To solve the given rational equation, we need to perform the following steps:
The given equation is:
`(x+5)/x - 3/(x+5) = 15/(x²+5x)`
Step 1:
To make calculations easier, we can multiply all terms by `x(x + 5)(x² + 5x)`, the least common denominator (LCD).
The equation becomes:
`x(x + 5)(x² + 5x) * (x+5)/x -x(x + 5)(x² +5x)* 3/(x+5) = x(x + 5)(x² + 5x) * 15/(x²+5x)`
Step 2:
Each term will now simplify:
`(x + 5)(x² + 5x) - 3x(x² +5x) = 15x(x + 5)`
Step 3:
Distribute each term:
`x³ + 10x² + 25x - 3x³ -15x² = 15x² + 75x`
Step 4:
Combine like terms to form a polynomial:
`-2x³ - 5x² + 25x = 15x² + 75x`
Step 5:
Set the equation to zero:
`-2x³ - 20x² -50x = 0`
Step 6:
Since our equation is equal to zero, we can divide all terms by -2 to simplify:
`x³ + 10x² + 25x = 0`
Step 7:
Now we can factor the left side:
`x(x² + 10x + 25) = 0`
Step 8:
Then set each factor equal to zero and solve for `x` to get the solutions:
If `x = 0`, we insert it into the original equation, we will get `5/0 - 3/5 = 15/0`, which is undefined. Therefore, `x = 0` is an extraneous solution.

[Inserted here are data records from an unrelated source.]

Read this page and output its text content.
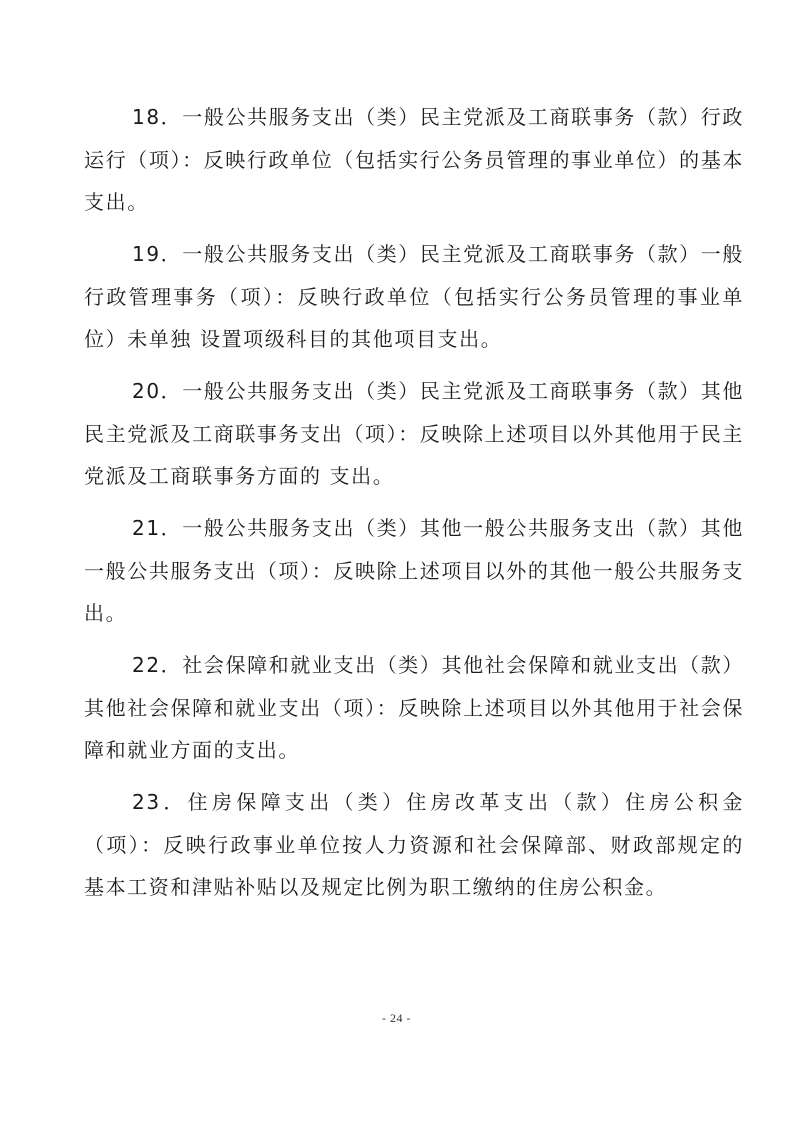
18．一般公共服务支出（类）民主党派及工商联事务（款）行政运行（项）：反映行政单位（包括实行公务员管理的事业单位）的基本支出。

19．一般公共服务支出（类）民主党派及工商联事务（款）一般行政管理事务（项）：反映行政单位（包括实行公务员管理的事业单位）未单独 设置项级科目的其他项目支出。

20．一般公共服务支出（类）民主党派及工商联事务（款）其他民主党派及工商联事务支出（项）：反映除上述项目以外其他用于民主党派及工商联事务方面的 支出。

21．一般公共服务支出（类）其他一般公共服务支出（款）其他一般公共服务支出（项）：反映除上述项目以外的其他一般公共服务支出。

22．社会保障和就业支出（类）其他社会保障和就业支出（款）其他社会保障和就业支出（项）：反映除上述项目以外其他用于社会保障和就业方面的支出。

23．住房保障支出（类）住房改革支出（款）住房公积金（项）：反映行政事业单位按人力资源和社会保障部、财政部规定的 基本工资和津贴补贴以及规定比例为职工缴纳的住房公积金。

- 24 -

For `x² + 10x + 25 = 0`, we use the quadratic formula to solve for `x`:
`x = [-b ± sqrt(b² - 4ac)] / (2a)`
For `a = 1, b = 10, and c = 25,` the solutions are `x = [-10 ± sqrt((10)² - 4*1*25)] / (2*1) = -5 ± sqrt(0)`
This will simplify to `x = -5 ± 0`.
Therefore, we have one real solution, `x = -5` and we insert into the original equation to check for extraneity.
`(x+5)/x - 3/(x+5) = 15/(x²+5x)`
`(-5+5)/-5 - 3/(-5+5) = 15/((-5)²+5*-5)`
`0 - 3/0 = 15/(25-25)`
This gives an undefined result, therefore `x = -5` is also an extraneous solution.
This leaves us with `x = -2` as the only valid solution.